[Spambayes] Cunning use of quoted-printable
Greg Ward
gward@python.net
Tue, 1 Oct 2002 11:41:24 -0400
On 01 October 2002, Richie Hindle said:
[... message with lots of quoted-printable in it ...]
> Looks like an attempt to fox system like spambayes. It doesn't make much
> difference, because the tokenizer decodes the quoted-printable, but it
> could trigger a clue token.
SpamAssassin has a test for this -- MIME_EXCESSIVE_QP:
rawbody MIME_EXCESSIVE_QP eval:check_for_mime_excessive_qp()
describe MIME_EXCESSIVE_QP Excessive quoted-printable encoding in body
score MIME_EXCESSIVE_QP 2.070
The implementation is pretty simple:
sub check_for_mime_excessive_qp {
my ($self) = @_;
# Note: We don't use rawbody because it removes MIME parts. Instead,
# we get the raw unfiltered body.
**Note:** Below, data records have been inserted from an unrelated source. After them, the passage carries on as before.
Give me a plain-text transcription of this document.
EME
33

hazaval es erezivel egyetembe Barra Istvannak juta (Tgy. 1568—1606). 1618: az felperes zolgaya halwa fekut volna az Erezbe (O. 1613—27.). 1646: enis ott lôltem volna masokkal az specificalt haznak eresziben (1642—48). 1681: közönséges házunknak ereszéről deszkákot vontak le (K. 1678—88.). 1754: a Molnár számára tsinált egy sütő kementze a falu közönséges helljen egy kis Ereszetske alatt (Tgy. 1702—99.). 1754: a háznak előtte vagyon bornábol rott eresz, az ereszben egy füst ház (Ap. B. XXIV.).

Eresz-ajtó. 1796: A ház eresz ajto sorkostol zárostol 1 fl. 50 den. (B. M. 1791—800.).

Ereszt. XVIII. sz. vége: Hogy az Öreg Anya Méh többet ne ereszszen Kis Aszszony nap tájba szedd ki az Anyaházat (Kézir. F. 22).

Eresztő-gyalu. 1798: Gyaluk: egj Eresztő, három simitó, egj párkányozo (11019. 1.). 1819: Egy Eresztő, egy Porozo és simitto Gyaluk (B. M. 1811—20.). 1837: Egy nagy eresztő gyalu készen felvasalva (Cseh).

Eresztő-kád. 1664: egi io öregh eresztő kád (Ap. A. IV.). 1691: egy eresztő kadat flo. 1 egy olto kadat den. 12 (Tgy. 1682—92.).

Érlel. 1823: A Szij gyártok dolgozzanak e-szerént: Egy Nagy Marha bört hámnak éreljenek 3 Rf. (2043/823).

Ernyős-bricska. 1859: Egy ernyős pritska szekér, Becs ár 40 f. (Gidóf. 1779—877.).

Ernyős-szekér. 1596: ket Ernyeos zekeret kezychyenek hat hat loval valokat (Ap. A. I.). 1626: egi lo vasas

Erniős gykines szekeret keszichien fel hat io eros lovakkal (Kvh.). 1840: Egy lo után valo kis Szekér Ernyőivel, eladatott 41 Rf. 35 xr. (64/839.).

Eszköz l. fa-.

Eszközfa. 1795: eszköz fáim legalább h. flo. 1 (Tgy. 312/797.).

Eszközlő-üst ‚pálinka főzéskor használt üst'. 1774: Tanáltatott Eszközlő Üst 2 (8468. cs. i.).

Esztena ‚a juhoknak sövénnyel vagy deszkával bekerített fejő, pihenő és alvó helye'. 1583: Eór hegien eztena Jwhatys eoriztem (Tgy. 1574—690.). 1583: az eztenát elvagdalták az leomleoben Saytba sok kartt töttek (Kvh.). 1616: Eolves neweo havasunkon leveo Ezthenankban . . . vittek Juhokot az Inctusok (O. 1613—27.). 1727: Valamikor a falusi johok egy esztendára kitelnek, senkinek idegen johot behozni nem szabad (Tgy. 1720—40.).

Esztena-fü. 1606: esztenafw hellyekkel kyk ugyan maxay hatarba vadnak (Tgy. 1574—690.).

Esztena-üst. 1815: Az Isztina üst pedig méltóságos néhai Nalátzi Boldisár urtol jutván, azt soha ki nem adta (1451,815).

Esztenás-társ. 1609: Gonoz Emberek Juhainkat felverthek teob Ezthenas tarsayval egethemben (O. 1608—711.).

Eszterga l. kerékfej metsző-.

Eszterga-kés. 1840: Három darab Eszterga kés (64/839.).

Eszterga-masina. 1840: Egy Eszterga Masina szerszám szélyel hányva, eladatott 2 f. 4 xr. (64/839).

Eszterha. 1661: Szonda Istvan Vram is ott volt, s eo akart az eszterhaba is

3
We must not change any lines.
my $body = join('', @{$self->{msg}->get_body()});
my $length = length($body);
my $qp = $body =~ s/\=([0-9A-Fa-f]{2,2})/$1/g;
# this seems like a decent cutoff
return ($length != 0 && ($qp > ($length / 20)));
}
(Hey, now that Matt Sergeant is on the list, I can stop being the local
SpamAssassin expert! *phew*!)
I guess there are a couple of ways to translate this to a
stream-of-tokens approach:
* do a tokenizing pass over the raw message body, and spit out
a whole lot of "=20" tokens
* examine the raw body in a non-tokenizing way, and just emit
a "lots of quoted-printable" token
* ...?
Greg
--
Greg Ward <gward@python.net> http://www.gerg.ca/
Did YOU find a DIGITAL WATCH in YOUR box of VELVEETA?